Now I appreciate that this will really piss some people off, but Baroness Jenkin was right. Some of the poor do not know how to cook. This is an historical problem. My folks and their folks were brought up in the East End of London. Looking back it would seem an horrific childhood. In my mum’s case it was seven to a bed with a father who was a boxer who practiced on her mother. In 1905 she had the courage to divorce him which in those days was courageous. But they all stuck together. And before the days of welfare putting food on the table was a problem. Mothers knew every wrinkle. On a Saturday evening my mum would go to the bakers and get a bag of stale biscuits for a penny. They scoured the markets and got good deals. They ate. Not like princes but well enough to share a meal with one child from the orphanage every Sunday.
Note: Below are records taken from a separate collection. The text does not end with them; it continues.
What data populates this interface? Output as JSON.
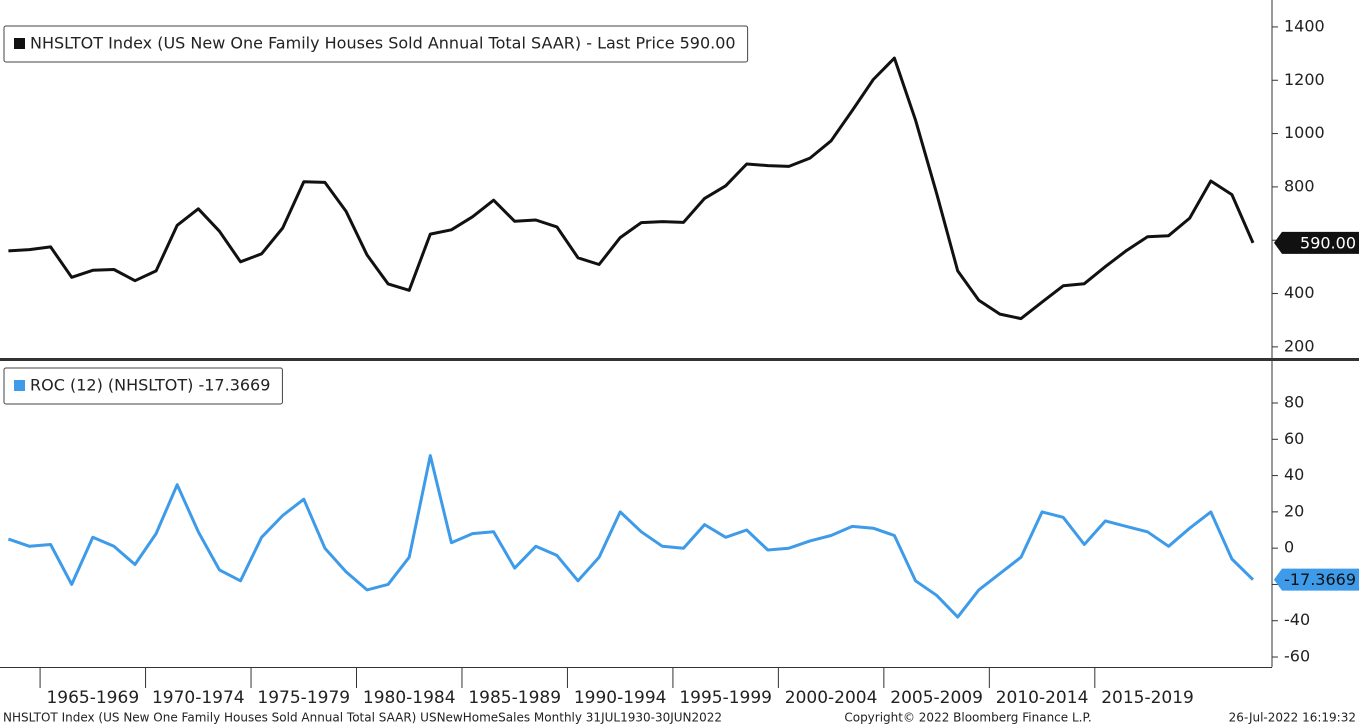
{
  "chart_data": [
    {
      "type": "line",
      "x": [
        1963.5,
        1964.5,
        1965.5,
        1966.5,
        1967.5,
        1968.5,
        1969.5,
        1970.5,
        1971.5,
        1972.5,
        1973.5,
        1974.5,
        1975.5,
        1976.5,
        1977.5,
        1978.5,
        1979.5,
        1980.5,
        1981.5,
        1982.5,
        1983.5,
        1984.5,
        1985.5,
        1986.5,
        1987.5,
        1988.5,
        1989.5,
        1990.5,
        1991.5,
        1992.5,
        1993.5,
        1994.5,
        1995.5,
        1996.5,
        1997.5,
        1998.5,
        1999.5,
        2000.5,
        2001.5,
        2002.5,
        2003.5,
        2004.5,
        2005.5,
        2006.5,
        2007.5,
        2008.5,
        2009.5,
        2010.5,
        2011.5,
        2012.5,
        2013.5,
        2014.5,
        2015.5,
        2016.5,
        2017.5,
        2018.5,
        2019.5,
        2020.5,
        2021.5,
        2022.5
      ],
      "series": [
        {
          "name": "NHSLTOT Index (US New One Family Houses Sold Annual Total SAAR) - Last Price 590.00",
          "color": "#111111",
          "values": [
            560,
            565,
            575,
            461,
            487,
            490,
            448,
            485,
            656,
            718,
            634,
            519,
            549,
            646,
            819,
            817,
            709,
            545,
            436,
            412,
            623,
            639,
            688,
            750,
            671,
            676,
            650,
            534,
            509,
            610,
            666,
            670,
            667,
            757,
            804,
            886,
            880,
            877,
            908,
            973,
            1086,
            1203,
            1283,
            1051,
            776,
            485,
            375,
            323,
            306,
            368,
            429,
            437,
            501,
            561,
            613,
            617,
            683,
            822,
            771,
            590
          ],
          "value_labels": [
            null,
            null,
            null,
            null,
            null,
            null,
            null,
            null,
            null,
            null,
            null,
            null,
            null,
            null,
            null,
            null,
            null,
            null,
            null,
            null,
            null,
            null,
            null,
            null,
            null,
            null,
            null,
            null,
            null,
            null,
            null,
            null,
            null,
            null,
            null,
            null,
            null,
            null,
            null,
            null,
            null,
            null,
            null,
            null,
            null,
            null,
            null,
            null,
            null,
            null,
            null,
            null,
            null,
            null,
            null,
            null,
            null,
            null,
            null,
            "590.00"
          ]
        }
      ],
      "xlim": [
        1963.1,
        2023.4
      ],
      "ylim": [
        162,
        1501
      ],
      "yticks": [
        200,
        400,
        600,
        800,
        1000,
        1200,
        1400
      ]
    },
    {
      "type": "line",
      "x": [
        1963.5,
        1964.5,
        1965.5,
        1966.5,
        1967.5,
        1968.5,
        1969.5,
        1970.5,
        1971.5,
        1972.5,
        1973.5,
        1974.5,
        1975.5,
        1976.5,
        1977.5,
        1978.5,
        1979.5,
        1980.5,
        1981.5,
        1982.5,
        1983.5,
        1984.5,
        1985.5,
        1986.5,
        1987.5,
        1988.5,
        1989.5,
        1990.5,
        1991.5,
        1992.5,
        1993.5,
        1994.5,
        1995.5,
        1996.5,
        1997.5,
        1998.5,
        1999.5,
        2000.5,
        2001.5,
        2002.5,
        2003.5,
        2004.5,
        2005.5,
        2006.5,
        2007.5,
        2008.5,
        2009.5,
        2010.5,
        2011.5,
        2012.5,
        2013.5,
        2014.5,
        2015.5,
        2016.5,
        2017.5,
        2018.5,
        2019.5,
        2020.5,
        2021.5,
        2022.5
      ],
      "series": [
        {
          "name": "ROC (12) (NHSLTOT) -17.3669",
          "color": "#3d9be9",
          "values": [
            5,
            1,
            2,
            -20,
            6,
            1,
            -9,
            8,
            35,
            9,
            -12,
            -18,
            6,
            18,
            27,
            0,
            -13,
            -23,
            -20,
            -5,
            51,
            3,
            8,
            9,
            -11,
            1,
            -4,
            -18,
            -5,
            20,
            9,
            1,
            0,
            13,
            6,
            10,
            -1,
            0,
            4,
            7,
            12,
            11,
            7,
            -18,
            -26,
            -38,
            -23,
            -14,
            -5,
            20,
            17,
            2,
            15,
            12,
            9,
            1,
            11,
            20,
            -6,
            -17.3669
          ],
          "value_labels": [
            null,
            null,
            null,
            null,
            null,
            null,
            null,
            null,
            null,
            null,
            null,
            null,
            null,
            null,
            null,
            null,
            null,
            null,
            null,
            null,
            null,
            null,
            null,
            null,
            null,
            null,
            null,
            null,
            null,
            null,
            null,
            null,
            null,
            null,
            null,
            null,
            null,
            null,
            null,
            null,
            null,
            null,
            null,
            null,
            null,
            null,
            null,
            null,
            null,
            null,
            null,
            null,
            null,
            null,
            null,
            null,
            null,
            null,
            null,
            "-17.3669"
          ]
        }
      ],
      "xlim": [
        1963.1,
        2023.4
      ],
      "ylim": [
        -65.5,
        102.6
      ],
      "yticks": [
        -60,
        -40,
        -20,
        0,
        20,
        40,
        60,
        80
      ],
      "xticks": [
        {
          "value": 1965,
          "label": "1965-1969"
        },
        {
          "value": 1970,
          "label": "1970-1974"
        },
        {
          "value": 1975,
          "label": "1975-1979"
        },
        {
          "value": 1980,
          "label": "1980-1984"
        },
        {
          "value": 1985,
          "label": "1985-1989"
        },
        {
          "value": 1990,
          "label": "1990-1994"
        },
        {
          "value": 1995,
          "label": "1995-1999"
        },
        {
          "value": 2000,
          "label": "2000-2004"
        },
        {
          "value": 2005,
          "label": "2005-2009"
        },
        {
          "value": 2010,
          "label": "2010-2014"
        },
        {
          "value": 2015,
          "label": "2015-2019"
        }
      ]
    }
  ],
  "footer": {
    "left": "NHSLTOT Index (US New One Family Houses Sold Annual Total SAAR) USNewHomeSales  Monthly 31JUL1930-30JUN2022",
    "center": "Copyright© 2022 Bloomberg Finance L.P.",
    "right": "26-Jul-2022 16:19:32"
  }
}
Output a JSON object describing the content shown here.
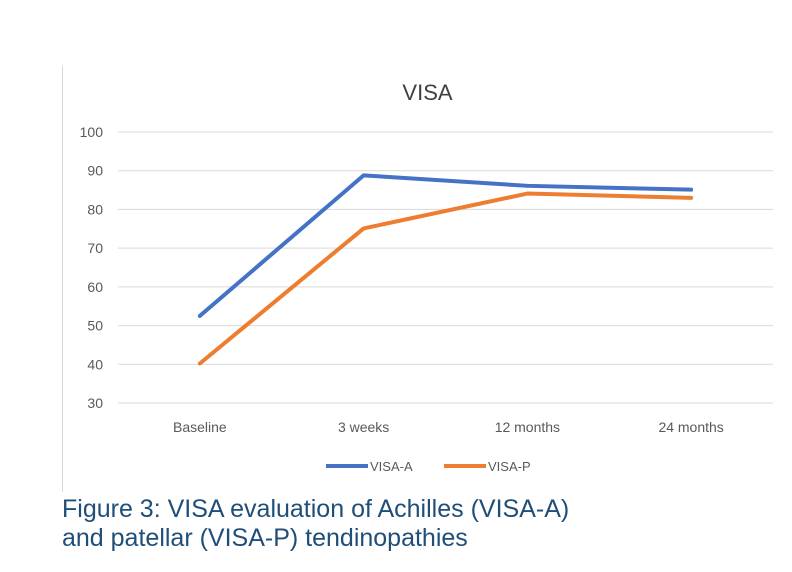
{
  "chart_data": {
    "type": "line",
    "title": "VISA",
    "categories": [
      "Baseline",
      "3 weeks",
      "12 months",
      "24 months"
    ],
    "series": [
      {
        "name": "VISA-A",
        "values": [
          52.5,
          88.8,
          86.1,
          85.1
        ],
        "color": "#4472c4"
      },
      {
        "name": "VISA-P",
        "values": [
          40.2,
          75.1,
          84.1,
          83.0
        ],
        "color": "#ed7d31"
      }
    ],
    "ylim": [
      30,
      100
    ],
    "yticks": [
      30,
      40,
      50,
      60,
      70,
      80,
      90,
      100
    ],
    "grid": true,
    "legend": "bottom"
  },
  "caption": {
    "line1": "Figure 3: VISA evaluation of Achilles (VISA-A)",
    "line2": "and patellar (VISA-P) tendinopathies"
  }
}
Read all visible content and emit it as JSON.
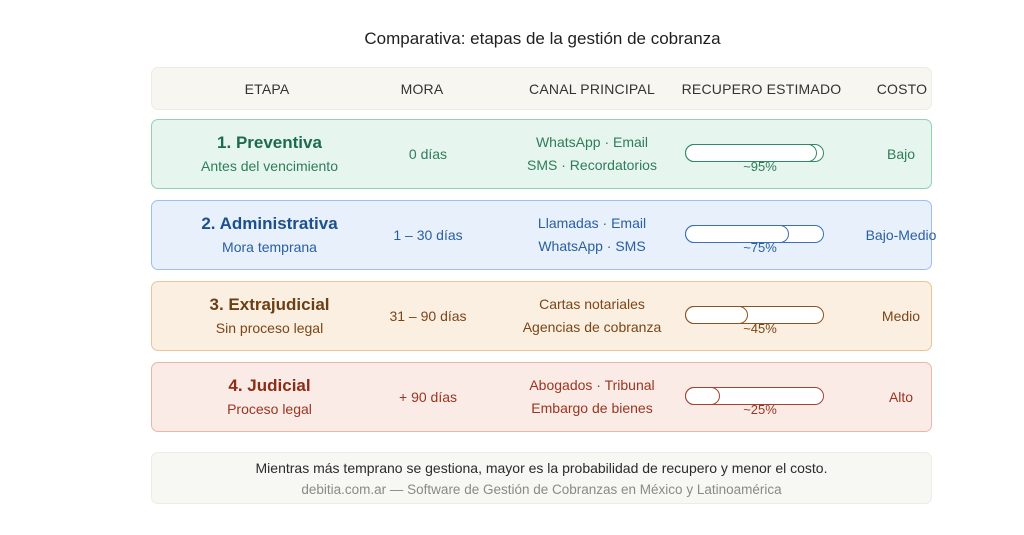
{
  "title": "Comparativa: etapas de la gestión de cobranza",
  "headers": {
    "etapa": "ETAPA",
    "mora": "MORA",
    "canal": "CANAL PRINCIPAL",
    "recupero": "RECUPERO ESTIMADO",
    "costo": "COSTO"
  },
  "stages": [
    {
      "name": "1. Preventiva",
      "subtitle": "Antes del vencimiento",
      "mora": "0 días",
      "canal_line1": "WhatsApp · Email",
      "canal_line2": "SMS · Recordatorios",
      "recupero_label": "~95%",
      "recupero_value": 0.95,
      "costo": "Bajo",
      "colors": {
        "bg": "#e6f5ee",
        "border": "#8fd3b5",
        "title": "#1e6b4c",
        "text": "#2e7d58",
        "bar": "#2f8a64"
      }
    },
    {
      "name": "2. Administrativa",
      "subtitle": "Mora temprana",
      "mora": "1 – 30 días",
      "canal_line1": "Llamadas · Email",
      "canal_line2": "WhatsApp · SMS",
      "recupero_label": "~75%",
      "recupero_value": 0.75,
      "costo": "Bajo-Medio",
      "colors": {
        "bg": "#e7f0fb",
        "border": "#9cc1ec",
        "title": "#1c4f8d",
        "text": "#2a5fa0",
        "bar": "#3b70b3"
      }
    },
    {
      "name": "3. Extrajudicial",
      "subtitle": "Sin proceso legal",
      "mora": "31 – 90 días",
      "canal_line1": "Cartas notariales",
      "canal_line2": "Agencias de cobranza",
      "recupero_label": "~45%",
      "recupero_value": 0.45,
      "costo": "Medio",
      "colors": {
        "bg": "#fbefe1",
        "border": "#e8c49b",
        "title": "#6b3f14",
        "text": "#7a4617",
        "bar": "#8a5420"
      }
    },
    {
      "name": "4. Judicial",
      "subtitle": "Proceso legal",
      "mora": "+ 90 días",
      "canal_line1": "Abogados · Tribunal",
      "canal_line2": "Embargo de bienes",
      "recupero_label": "~25%",
      "recupero_value": 0.25,
      "costo": "Alto",
      "colors": {
        "bg": "#fbebe6",
        "border": "#eab6a8",
        "title": "#8c2d18",
        "text": "#9a3520",
        "bar": "#a44430"
      }
    }
  ],
  "footer": {
    "note": "Mientras más temprano se gestiona, mayor es la probabilidad de recupero y menor el costo.",
    "credit": "debitia.com.ar — Software de Gestión de Cobranzas en México y Latinoamérica"
  }
}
The art of making the best of what you could obtain has always been the way the poor have eaten. Go to Italy and France and realise that was is now haute cuisine was basically how the poor ate. Pomme Boulangere is just potatoes and onions shoved in a baker’s oven when it was cooling down after the last bake of the day.
The trouble is that in this country families have been fragmented. Often single mothers are products of other single mothers. The handed down art of cooking nutritiously and cheaply has been mostly lost. In the days of terraced housing mums would be just a few doors down and would always be about help out in cooking and looking after the kids. Society has changed.
Years ago I used to appear on KILROY and other television shows discussing this. A nutritionist would appear and show healthy a cheap food that could be bought from the market at a fraction of the cost of a supermarket. She would be looked on as if she had just been beamed down from another planet. That was in the eighties. We haven’t moved on.
I think it is quite appalling that someone as fundamentally decent and socially aware as Ann should be forced to apologise for something that is true. But a difficult truth.
This has nothing to do with benefit policy, nothing to do with food banks and everything to do with common sense and education. It’s time we taught mums and dads how to cook.